Слева: Фрагмент работы «Пространственная концепция», 1952, Лучо Фонтана Справа: «Пространственная концепция», 1952, Лучо Фонтана
Через эти отверстия зритель становится частью композиции: взгляд скользит между поверхностью и пространством за ней, ощущая глубину и пустоту как самостоятельный выразительный элемент.
Слева: «Пространственная концепция», 1960, Лучо Фонтана Справа: «Пространственная концепция», 1960, Лучо Фонтана
Слева: «Пространственная концепция», 1961, Лучо Фонтана Справа: «Пространственная концепция», 1955, Лучо Фонтана
Фонтана использует минимальные вмешательства — каждый прокол прост, но точен, а их сочетание задаёт структуру и движение на холсте. Холст становится своеобразной сеткой, где материал и пустота действуют вместе, задавая тон и ритм восприятия.
«Пространственная концепция», 1952, Лучо Фонтана
«Искусство должно управляться чувствами, а не разумом»
- Лучо Фонтана
Серия работ «Театр», 1966, Лучо Фонтана
Серия «Театр» демонстрирует «малые театры» — сочетание полотен, рам и перфорированных поверхностей.

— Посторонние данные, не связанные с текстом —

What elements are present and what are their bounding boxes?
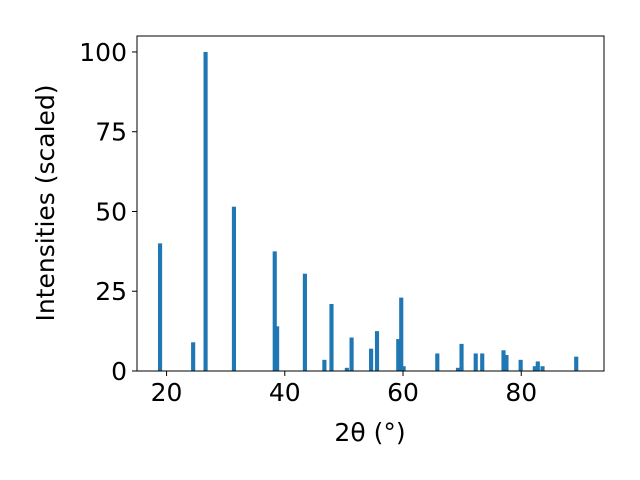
bar xyxy=(574,356,579,371)
y-tick-label: 100 xyxy=(79,38,127,67)
bar xyxy=(231,206,237,371)
y-tick-label: 25 xyxy=(95,277,127,306)
bar xyxy=(401,366,406,371)
bar xyxy=(480,353,485,371)
bar xyxy=(435,353,440,371)
bars xyxy=(157,51,579,371)
bar xyxy=(396,339,401,371)
x-axis-label: 2θ (°) xyxy=(334,418,405,447)
bar xyxy=(455,367,461,371)
bar xyxy=(272,251,277,371)
y-ticks: 0 25 50 75 100 xyxy=(79,38,137,386)
bar xyxy=(302,273,307,371)
bar xyxy=(329,304,334,371)
x-ticks: 20 40 60 80 xyxy=(151,371,537,407)
x-tick-label: 40 xyxy=(269,378,301,407)
x-tick-label: 80 xyxy=(505,378,537,407)
bar xyxy=(399,297,404,371)
y-axis-label: Intensities (scaled) xyxy=(31,84,60,321)
bar xyxy=(344,367,349,371)
bar xyxy=(473,353,478,371)
bar xyxy=(322,359,327,371)
x-tick-label: 60 xyxy=(387,378,419,407)
y-tick-label: 50 xyxy=(95,197,127,226)
bar xyxy=(374,331,380,371)
axes-frame xyxy=(136,35,605,372)
bar xyxy=(501,350,506,371)
y-tick-label: 0 xyxy=(111,357,127,386)
bar xyxy=(203,51,208,371)
bar xyxy=(540,366,545,371)
x-tick-label: 20 xyxy=(151,378,183,407)
bar xyxy=(504,355,509,371)
bar xyxy=(369,348,374,371)
bar xyxy=(459,343,464,371)
bar xyxy=(275,326,280,371)
bar xyxy=(157,243,163,371)
bar xyxy=(191,342,196,371)
bar xyxy=(532,366,537,371)
bar xyxy=(518,359,523,371)
y-tick-label: 75 xyxy=(95,118,127,147)
bar xyxy=(349,337,354,371)
bar xyxy=(535,361,540,371)
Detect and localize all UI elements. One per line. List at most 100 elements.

Серия работ «Пространственная концепция, Театр», 1965-1968, Лучо Фонтана
Чаще в работах холст или фон оказывается заключён в деревянный рамочный короб, напоминающий театр, а за рамой перфорированное полотно, из которого исходят отверстия, словно звёзды на ночном небе. Передний план рамы имеет органичные вытянутые формы, отсылая нас к деревьям, облакам или земные силуэтам на фоне «космического» полотна, пронзённого «звёздами». Это придаёт работам двойной смысл: они одновременно отсылают к природному, земному, и к бесконечному космосу.
Слева: «Пространственная концепция, конец Бога», 1963, Лучо Фонтана Справа: Фрагмент работы «Пространственная концепция, конец Бога», 1963, Лучо Фонтана
Серия «Конец Бога» выделяется необычной формой холстов — овальной, напоминающей яйцо, и минималистичной монохромной гаммой. Фонтана использует отверстия и разрезы как визуальные акценты, создавая ритм и текстуру поверхности, где каждый элемент точно выверен и превращается в самостоятельный знак.
Слева направо: «Пространственная концепция, конец Бога», 1963-1964, «Пространственная концепция, конец Бога», 1963-1964, «Пространственная концепция, конец Бога», 1963 Автор всех работ Лучо Фонтана
Название серии отражает философский подтекст работ: отказ от традиционных живописных форм и фигурации, символическое завершение старых представлений о божественном и канонах искусства. Через форму и цвет Фонтана задаёт зрителю эмоциональный ритм, заставляя внимание концентрироваться на материале и его фактуре, а не на изображении чего-либо конкретного.
Серия работ «Пространственная концепция, конец Бога», 1963-1964, Лучо Фонтана
Для автора визуального исследования серии Лучо Фонтаны интересны тем, что разрезы и проколы становятся выразительным элементом: они показывают, как манипуляция с поверхностью может создавать глубину, динамику и новую текстуру. Этот принцип может быть переосмыслен в одежде через работу с тканью, прорезями, прозрачными вставками и объёмными эффектами, превращая материал в активный компонент композиции.
Слева: Альберто Бурри, 1959, Фонд Бурри Справа: Лучо Фонтана, Милан, 1964, Фото Уго Муласа
Оба художника по-своему отказываются от изобразительности и создают новый тип художественного мышления, в котором материал становится носителем смысла. В этом заключается ключевая идея, определившая дальнейшее развитие Arte Povera: материал не украшает, не подчиняется, а говорит сам за себя. У Альберто Бурри он несёт след травмы и времени, становится метафорой тела и опыта, а у Лучо Фонтаны материал прорывается к пространству, становясь проводником к бесконечному.